Brasília – Mesmo sem o apoio do Palácio do Planalto e de parte do PT, o presidente da Câmara, João Paulo Cunha (PT-SP), decidiu pôr em votação amanhã a emenda constitucional que permite a reeleição dos presidentes da Câmara e do Senado. Apesar das dissidências, Cunha está confiante de que terá os 308 votos necessários para aprovar a reeleição. Esta semana, os líderes dos partidos aliados tentarão votar a medida provisória (MP) que fixa o salário mínimo em 260 reais.

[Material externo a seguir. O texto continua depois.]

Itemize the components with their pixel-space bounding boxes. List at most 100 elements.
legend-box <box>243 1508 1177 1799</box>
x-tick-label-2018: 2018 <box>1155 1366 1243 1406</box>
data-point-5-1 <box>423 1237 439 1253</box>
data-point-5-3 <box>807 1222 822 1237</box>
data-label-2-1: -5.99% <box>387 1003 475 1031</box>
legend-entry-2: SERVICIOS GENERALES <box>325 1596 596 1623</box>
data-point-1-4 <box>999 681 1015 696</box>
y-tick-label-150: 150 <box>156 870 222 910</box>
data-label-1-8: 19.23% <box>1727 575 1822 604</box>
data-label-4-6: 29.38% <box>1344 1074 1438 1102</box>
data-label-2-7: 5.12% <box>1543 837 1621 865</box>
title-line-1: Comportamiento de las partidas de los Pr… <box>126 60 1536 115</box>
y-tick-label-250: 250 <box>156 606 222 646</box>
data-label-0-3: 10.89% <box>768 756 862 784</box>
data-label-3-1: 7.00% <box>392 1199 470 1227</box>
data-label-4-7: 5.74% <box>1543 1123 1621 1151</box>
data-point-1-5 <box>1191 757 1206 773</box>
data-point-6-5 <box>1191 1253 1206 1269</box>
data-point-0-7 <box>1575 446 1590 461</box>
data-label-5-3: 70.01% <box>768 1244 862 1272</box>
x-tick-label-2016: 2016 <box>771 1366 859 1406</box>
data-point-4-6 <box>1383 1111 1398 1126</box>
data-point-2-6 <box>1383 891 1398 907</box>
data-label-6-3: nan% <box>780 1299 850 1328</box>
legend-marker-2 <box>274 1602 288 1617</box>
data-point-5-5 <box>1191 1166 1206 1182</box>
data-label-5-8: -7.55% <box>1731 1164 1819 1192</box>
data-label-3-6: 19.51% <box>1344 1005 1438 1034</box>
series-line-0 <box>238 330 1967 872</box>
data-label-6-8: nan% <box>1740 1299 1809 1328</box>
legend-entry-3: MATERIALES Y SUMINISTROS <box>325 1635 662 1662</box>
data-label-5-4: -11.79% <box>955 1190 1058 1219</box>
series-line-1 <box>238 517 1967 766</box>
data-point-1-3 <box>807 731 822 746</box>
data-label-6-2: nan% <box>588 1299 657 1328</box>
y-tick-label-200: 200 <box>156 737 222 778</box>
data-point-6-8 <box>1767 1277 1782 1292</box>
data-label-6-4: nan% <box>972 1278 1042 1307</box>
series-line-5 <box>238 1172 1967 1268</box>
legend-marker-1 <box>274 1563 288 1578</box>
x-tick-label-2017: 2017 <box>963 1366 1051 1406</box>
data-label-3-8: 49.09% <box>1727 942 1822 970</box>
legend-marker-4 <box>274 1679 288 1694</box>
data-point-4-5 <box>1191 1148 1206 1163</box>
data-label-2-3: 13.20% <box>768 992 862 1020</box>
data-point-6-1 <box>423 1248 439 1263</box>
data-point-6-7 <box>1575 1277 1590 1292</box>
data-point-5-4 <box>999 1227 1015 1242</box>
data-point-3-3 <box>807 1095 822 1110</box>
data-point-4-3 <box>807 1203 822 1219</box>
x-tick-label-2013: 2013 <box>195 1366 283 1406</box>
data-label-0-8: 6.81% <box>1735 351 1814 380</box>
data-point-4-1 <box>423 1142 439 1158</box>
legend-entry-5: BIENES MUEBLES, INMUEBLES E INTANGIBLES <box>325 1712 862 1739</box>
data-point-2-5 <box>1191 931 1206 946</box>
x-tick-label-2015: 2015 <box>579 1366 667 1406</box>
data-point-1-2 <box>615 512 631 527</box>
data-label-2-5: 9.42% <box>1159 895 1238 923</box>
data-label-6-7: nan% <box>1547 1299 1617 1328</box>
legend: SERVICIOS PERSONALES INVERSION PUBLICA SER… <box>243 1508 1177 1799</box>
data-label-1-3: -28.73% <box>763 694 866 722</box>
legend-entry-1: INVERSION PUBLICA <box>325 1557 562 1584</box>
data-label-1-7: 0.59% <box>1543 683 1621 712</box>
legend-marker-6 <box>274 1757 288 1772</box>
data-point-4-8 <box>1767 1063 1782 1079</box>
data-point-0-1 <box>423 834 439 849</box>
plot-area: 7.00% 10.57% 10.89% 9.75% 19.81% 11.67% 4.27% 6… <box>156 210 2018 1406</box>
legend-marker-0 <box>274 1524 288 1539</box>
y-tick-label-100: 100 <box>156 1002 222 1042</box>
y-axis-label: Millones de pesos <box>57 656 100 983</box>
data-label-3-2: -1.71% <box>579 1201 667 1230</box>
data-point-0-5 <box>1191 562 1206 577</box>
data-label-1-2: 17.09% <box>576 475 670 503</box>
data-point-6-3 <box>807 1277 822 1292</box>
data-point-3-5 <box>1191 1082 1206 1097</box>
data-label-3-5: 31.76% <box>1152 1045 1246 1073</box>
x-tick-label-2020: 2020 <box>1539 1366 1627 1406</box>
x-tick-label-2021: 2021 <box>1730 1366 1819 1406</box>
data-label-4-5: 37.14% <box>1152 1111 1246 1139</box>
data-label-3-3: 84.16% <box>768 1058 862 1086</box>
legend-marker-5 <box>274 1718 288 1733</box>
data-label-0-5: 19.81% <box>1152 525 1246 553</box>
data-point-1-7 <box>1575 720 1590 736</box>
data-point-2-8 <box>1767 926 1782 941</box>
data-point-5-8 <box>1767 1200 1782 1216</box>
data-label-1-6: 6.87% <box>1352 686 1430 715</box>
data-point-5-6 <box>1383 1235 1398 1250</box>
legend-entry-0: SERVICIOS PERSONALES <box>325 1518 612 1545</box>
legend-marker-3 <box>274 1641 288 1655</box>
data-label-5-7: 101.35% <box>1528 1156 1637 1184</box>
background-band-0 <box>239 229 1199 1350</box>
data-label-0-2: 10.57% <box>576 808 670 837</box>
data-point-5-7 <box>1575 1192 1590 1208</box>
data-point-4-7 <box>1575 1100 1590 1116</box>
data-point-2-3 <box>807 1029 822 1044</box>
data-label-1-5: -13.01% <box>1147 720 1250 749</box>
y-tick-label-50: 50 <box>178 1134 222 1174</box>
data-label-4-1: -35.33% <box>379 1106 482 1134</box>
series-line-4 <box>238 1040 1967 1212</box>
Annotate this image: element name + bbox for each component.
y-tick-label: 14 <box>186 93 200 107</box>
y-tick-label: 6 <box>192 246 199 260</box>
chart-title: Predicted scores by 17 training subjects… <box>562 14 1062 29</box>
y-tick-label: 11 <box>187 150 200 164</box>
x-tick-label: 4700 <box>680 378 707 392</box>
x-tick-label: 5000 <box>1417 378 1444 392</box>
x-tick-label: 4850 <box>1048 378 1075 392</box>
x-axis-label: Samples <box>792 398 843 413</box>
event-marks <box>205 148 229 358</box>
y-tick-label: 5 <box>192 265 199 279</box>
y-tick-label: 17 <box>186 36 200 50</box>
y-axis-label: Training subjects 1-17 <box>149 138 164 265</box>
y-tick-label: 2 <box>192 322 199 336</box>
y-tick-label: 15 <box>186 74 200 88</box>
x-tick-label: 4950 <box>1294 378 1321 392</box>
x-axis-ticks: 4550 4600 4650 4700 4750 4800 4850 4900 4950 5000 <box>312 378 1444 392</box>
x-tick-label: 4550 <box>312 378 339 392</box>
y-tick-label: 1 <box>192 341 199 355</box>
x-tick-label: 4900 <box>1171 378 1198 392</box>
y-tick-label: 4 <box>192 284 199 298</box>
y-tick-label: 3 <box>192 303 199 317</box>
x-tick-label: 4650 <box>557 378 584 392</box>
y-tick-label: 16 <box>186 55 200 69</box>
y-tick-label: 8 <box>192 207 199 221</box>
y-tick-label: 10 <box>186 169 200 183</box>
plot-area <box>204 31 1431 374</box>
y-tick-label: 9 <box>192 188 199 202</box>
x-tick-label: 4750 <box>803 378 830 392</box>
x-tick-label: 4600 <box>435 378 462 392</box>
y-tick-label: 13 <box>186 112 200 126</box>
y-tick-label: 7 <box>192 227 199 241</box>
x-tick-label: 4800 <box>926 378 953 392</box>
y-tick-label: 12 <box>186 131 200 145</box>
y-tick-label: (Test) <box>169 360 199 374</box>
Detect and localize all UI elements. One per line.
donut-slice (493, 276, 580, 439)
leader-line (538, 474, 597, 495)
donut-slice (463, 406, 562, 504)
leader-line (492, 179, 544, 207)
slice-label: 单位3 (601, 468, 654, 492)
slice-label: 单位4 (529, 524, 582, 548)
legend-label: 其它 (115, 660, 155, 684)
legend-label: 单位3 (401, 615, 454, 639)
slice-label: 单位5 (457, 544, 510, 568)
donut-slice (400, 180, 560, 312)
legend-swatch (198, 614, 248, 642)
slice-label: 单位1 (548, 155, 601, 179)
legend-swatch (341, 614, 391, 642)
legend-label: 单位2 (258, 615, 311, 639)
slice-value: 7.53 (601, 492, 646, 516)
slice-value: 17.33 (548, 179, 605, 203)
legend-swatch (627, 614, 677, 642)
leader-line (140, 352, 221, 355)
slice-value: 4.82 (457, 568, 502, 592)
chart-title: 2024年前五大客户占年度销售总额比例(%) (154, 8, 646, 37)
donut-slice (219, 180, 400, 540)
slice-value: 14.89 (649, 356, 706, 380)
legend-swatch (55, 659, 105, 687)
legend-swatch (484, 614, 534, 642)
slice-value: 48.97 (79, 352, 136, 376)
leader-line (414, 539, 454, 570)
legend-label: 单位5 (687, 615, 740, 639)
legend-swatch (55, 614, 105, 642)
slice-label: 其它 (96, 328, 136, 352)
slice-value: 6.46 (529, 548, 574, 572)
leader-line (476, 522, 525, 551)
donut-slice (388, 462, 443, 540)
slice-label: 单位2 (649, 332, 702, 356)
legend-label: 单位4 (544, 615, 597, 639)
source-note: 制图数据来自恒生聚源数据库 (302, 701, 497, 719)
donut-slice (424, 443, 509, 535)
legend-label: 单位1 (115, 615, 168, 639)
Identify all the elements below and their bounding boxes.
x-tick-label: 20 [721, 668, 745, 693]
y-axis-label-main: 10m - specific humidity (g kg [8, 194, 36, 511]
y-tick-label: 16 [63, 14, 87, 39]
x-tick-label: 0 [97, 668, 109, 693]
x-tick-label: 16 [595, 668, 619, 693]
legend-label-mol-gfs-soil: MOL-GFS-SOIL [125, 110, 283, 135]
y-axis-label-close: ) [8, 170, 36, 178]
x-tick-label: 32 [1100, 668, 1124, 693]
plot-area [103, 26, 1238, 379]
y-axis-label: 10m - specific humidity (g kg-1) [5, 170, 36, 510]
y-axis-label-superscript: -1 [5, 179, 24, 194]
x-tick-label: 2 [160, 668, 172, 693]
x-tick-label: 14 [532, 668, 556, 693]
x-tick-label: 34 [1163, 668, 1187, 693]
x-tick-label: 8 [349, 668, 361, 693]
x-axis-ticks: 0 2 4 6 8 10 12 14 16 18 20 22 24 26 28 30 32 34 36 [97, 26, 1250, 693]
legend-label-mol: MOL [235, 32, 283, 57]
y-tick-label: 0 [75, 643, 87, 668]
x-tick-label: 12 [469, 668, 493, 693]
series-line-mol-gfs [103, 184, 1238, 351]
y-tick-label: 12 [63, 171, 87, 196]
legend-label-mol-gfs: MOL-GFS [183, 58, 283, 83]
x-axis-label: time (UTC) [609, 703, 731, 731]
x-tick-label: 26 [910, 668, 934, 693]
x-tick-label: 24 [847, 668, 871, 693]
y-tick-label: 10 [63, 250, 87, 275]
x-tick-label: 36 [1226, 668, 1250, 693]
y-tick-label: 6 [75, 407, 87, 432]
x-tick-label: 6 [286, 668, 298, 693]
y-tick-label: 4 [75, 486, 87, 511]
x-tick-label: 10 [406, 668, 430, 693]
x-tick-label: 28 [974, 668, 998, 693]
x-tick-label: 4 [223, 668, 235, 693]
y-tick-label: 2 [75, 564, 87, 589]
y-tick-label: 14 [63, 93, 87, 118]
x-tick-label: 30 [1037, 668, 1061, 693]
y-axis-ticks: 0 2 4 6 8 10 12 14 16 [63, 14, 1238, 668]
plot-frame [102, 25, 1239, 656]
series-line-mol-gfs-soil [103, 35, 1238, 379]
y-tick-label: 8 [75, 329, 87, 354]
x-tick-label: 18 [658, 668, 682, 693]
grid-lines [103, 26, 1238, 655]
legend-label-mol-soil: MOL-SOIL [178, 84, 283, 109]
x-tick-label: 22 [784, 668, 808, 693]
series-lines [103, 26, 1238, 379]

O PT deve se reunir hoje para definir como a bancada se comportará na votação da reeleição. A tendência é liberar, permitindo que cada deputado vote como bem entender. O sinal verde para essa decisão foi dado na semana passada pelo presidente nacional do PT, José Genoino, ao defender o adiamento da votação da proposta. A estimativa de petistas é de uma dissidência alta: dos 91 deputados, somente 50 deverão votar favoravelmente à proposta. “Acho que não cabe fechar uma posição da bancada sobre o assunto”, observou o deputado Paulo Bernardo (PT-PR), que é favorável à emenda.

Ontem

De ontem até amanhã, Cunha e o chefe da Casa Civil, José Dirceu, trabalharão para tentar reverter as posições contrárias à reeleição dentro da bancada do PT. Querem ainda conquistar votos nos partidos da base aliada e de oposição. A expectativa é que a maioria do PFL vote a favor da reeleição. O PMDB também deverá dar uma boa parcela dos 78 votos. O PL, o PTB e PP são outros aliados que prometem votar unidos a favor da emenda. “Essa tema vai dar um debate imenso”, disse o líder do PSB, deputado Renato Casagrande (ES), ao observar que o partido está dividido em relação à proposta”.

Nota

O líder do PMDB, senador Renan Calheiros (AL), divulgou ontem nota enviada aos deputados em que reafirma a posição de seu partido, contrária à reeleição das mesas do Legislativo. O parlamentar, que também concedeu entrevista coletiva para tratar do assunto, declarou que “não se trata de posição específica, contrária aos atuais presidentes da Câmara e do Senado”. De acordo com o texto divulgado, trata-se de “uma afirmação de que temos que estar comprometidos com princípios democráticos tradicionais, que têm como pilares a alternância de poder, a renovação de lideranças políticas e a reoxigenação do comando do Legislativo”.

Renan Calheiros disse ainda que não faz parte da tradição do Legislativo a reeleição no meio da legislatura. Segundo ele, “toda eleição fora de época transmite a impressão de que o mandato foi ampliado para favorecer determinado cenário e perpetuar o poder nas mãos de poucos”. Ele acrescentou que a possível reeleição das mesas da Câmara e do Senado já estaria gerando efeitos negativos em estados e municípios, permitindo que os comandos das assembléias legislativas e câmaras de vereadores se perpetuem indefinidamente.